While many public parks have been closed, Bajwa said it hasn’t been hard to find a hill to hike. It also hasn’t been hard to find a trail to run, walk or bike along.

The Iron Horse trail, one of Contra Costa’s most popular trails, has become even more busy than before. At any given time of day, one is sure to find many people engaging in various forms of physical activity, be it biking, running, or walking. 

Some have even picked up new forms of staying active during such a difficult time.

“During the first week of quarantine, I taught myself how to ride a skateboard and ever since then, I like to ride it down a couple miles on the trail every so often,” senior Faustina Ha said.

“It allows me to stay active and healthy since my gym is closed.” 

Before the lockdown, Ha was a gymnastics instructor at Diablo Gymnastics. But because of the closure of her gym, she is determined to keep active by being outside.

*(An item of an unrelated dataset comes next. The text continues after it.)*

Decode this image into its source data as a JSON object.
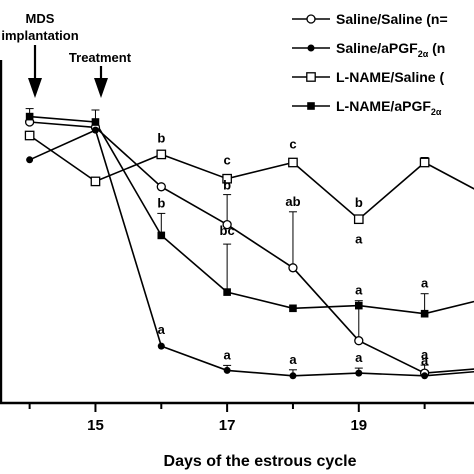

Others see the lockdown as an opportunity to exercise when they previously were unable to because of their busy school schedule.

“Working from home has given me more time to go out and take daily walks or start jogging,” said Deborah Wright, who walks her neighborhood daily with her daughter who is a senior at Cal. “I didn’t have as much time to do this before [the lockdown].” 

While many students have been staying active, they’ve definitely felt the brunt of not being able to share these activities with their friends.

“I like skating for a couple hours everyday, but it’s not as fun anymore when I can’t do it with my friends,” said sophomore Sunny Jayaram, who noted the places he can go to skate are also limited since schools and many parks are closed 

Although many would think the six-feet distance rule would negate any possibility of team sports, this is not the case. Many big families have been able to play sports such as soccer and football amongst each other. In some parks, one may even see the occasional “illegal” soccer or football game happening between large groups of people.

Before it’s closure, Mt. Diablo was a popular site for hikers and bikers and on any given day was filled with people for miles. Some would even say the six feet distance rule was broken multiple times due to the vast majority of people there. It’s closure, however, and the closure of multiple public parks, has forced people to exercise anywhere and everywhere, such as on the streets of the main road as well as empty parking lots. 

“The way I see it, if I were to stay home all day everyday, I would go crazy,” Bajwa said. “I need to get out every so often and do some sort of physical activity.”